Postmarital residence patterns, like languages and other cultural traits, are subject to change and ultimately loss as a result of intercultural contact and interaction. This is partially a function not only of the power dynamics between the interacting groups (where a group might shift to the language and customs of their more powerful neighbors for social or economic benefits), but also the socioeconomic ecology of the area of cultural contact (Brenzinger, 1998; Mufwene, 2002). Historically, many European populations as well as South African Bantu-speaking populations were patrilocal (Blaauboer & Mulder, 2010; Fortunato & Jordan, 2010; Marks et al., 2012). Given the power dynamics between European colonizers and indigenous populations around the world, one might expect the Khoe-San to have assimilated to the patrilocal residence pattern during the colonial period. This adoption of colonial cultural traits is seen in contemporary Khoe-San and Khoe-San-descendant communities in South Africa since the vast majority of individuals speak the colonial language of Afrikaans as their first and primary language (instead of a Khoe-San language), practice Christianity, and variably practice farming or wage labor.

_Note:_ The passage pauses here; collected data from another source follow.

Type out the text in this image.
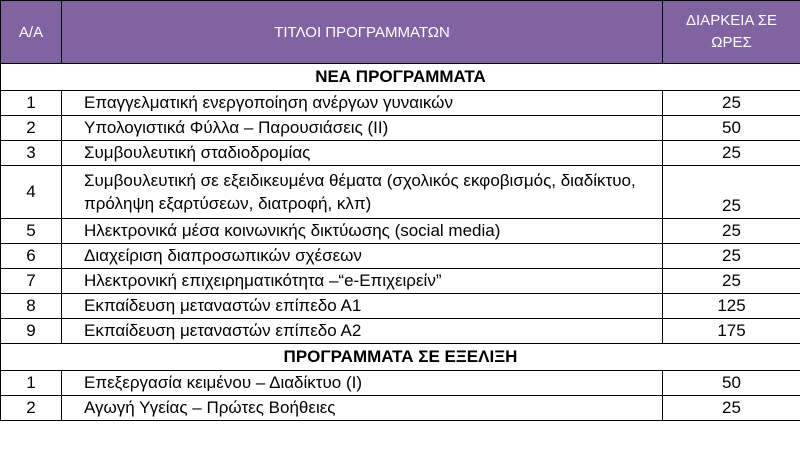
Α/Α	ΤΙΤΛΟΙ ΠΡΟΓΡΑΜΜΑΤΩΝ	ΔΙΑΡΚΕΙΑ ΣΕ ΩΡΕΣ
ΝΕΑ ΠΡΟΓΡΑΜΜΑΤΑ		
1	Επαγγελματική ενεργοποίηση ανέργων γυναικών	25
2	Υπολογιστικά Φύλλα – Παρουσιάσεις (ΙΙ)	50
3	Συμβουλευτική σταδιοδρομίας	25
4	Συμβουλευτική σε εξειδικευμένα θέματα (σχολικός εκφοβισμός, διαδίκτυο, πρόληψη εξαρτύσεων, διατροφή, κλπ)	25
5	Ηλεκτρονικά μέσα κοινωνικής δικτύωσης (social media)	25
6	Διαχείριση διαπροσωπικών σχέσεων	25
7	Ηλεκτρονική επιχειρηματικότητα –“e-Επιχειρείν”	25
8	Εκπαίδευση μεταναστών επίπεδο Α1	125
9	Εκπαίδευση μεταναστών επίπεδο Α2	175
ΠΡΟΓΡΑΜΜΑΤΑ ΣΕ ΕΞΕΛΙΞΗ		
1	Επεξεργασία κειμένου – Διαδίκτυο (Ι)	50
2	Αγωγή Υγείας – Πρώτες Βοήθειες	25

However, patrilocal residence patterns, which would have been historically practiced by the Dutch/British settlers who admixed with our study populations, are the least common in our dataset. Ambilocality and flexibility of movement are hallmarks of contemporary foraging societies. Instead of a complete transition to the historic locality patterns that might have been imposed by Dutch and British colonial governments, we see a diversity of locality patterns in Khoe-San and Khoe-San-descendent communities in South Africa today, suggesting that, despite the ever-increasing influence of globalization and the cash economy (Greenfield, 2016), there is a persistence of these behaviors in contemporary communities.

Conclusion

Overall, our results show a pattern of urbanization and modernization in our study areas, whereby individuals are moving more often and greater distances than in the past. The size of a settlement seems to be particularly important in determining if someone will migrate or not, with more economically important locations such as Cape Town and Clanwilliam acting as migratory sinks, decreasing the odds that someone born there will move away. We see a variety of postmarital residence patterns in our study areas, with equilocality being the most common, followed by neolocality, consistent with patterns seen in Northern Europe leading to the Industrial Revolution (Hajnal, 1965; Hartman, 2004). Interestingly, we see the persistence of matrilocal residence, particularly among the Nama of the Richtersveld, and a dearth of patrilocal residence in our study areas. This suggests that despite hundreds of years of colonial rule, more indigenous Khoe-San cultural traits may persist to a greater degree than previously realized. Because these patterns are stronger in the Richtersveld, it seems that there may be a geographic gradient of increased persistence of Khoe-San cultural traits as distance to the cultural and economic center of Cape Town increases. Racial divisions in the northern frontier seem to have been more fluid than elsewhere in the Cape Colony (Legassick, 1993; Maylam, 2001), possibly allowing for more mutual acculturation and the persistence of certain Khoe-San cultural traits. Future studies would benefit from further geographical sampling, collection of birth order information, and the inclusion of additional cultural traits (e.g., contemporary practice of bride-service) that persist in Khoe-San and Khoe-San-descendant communities today to explore the scale of this transition.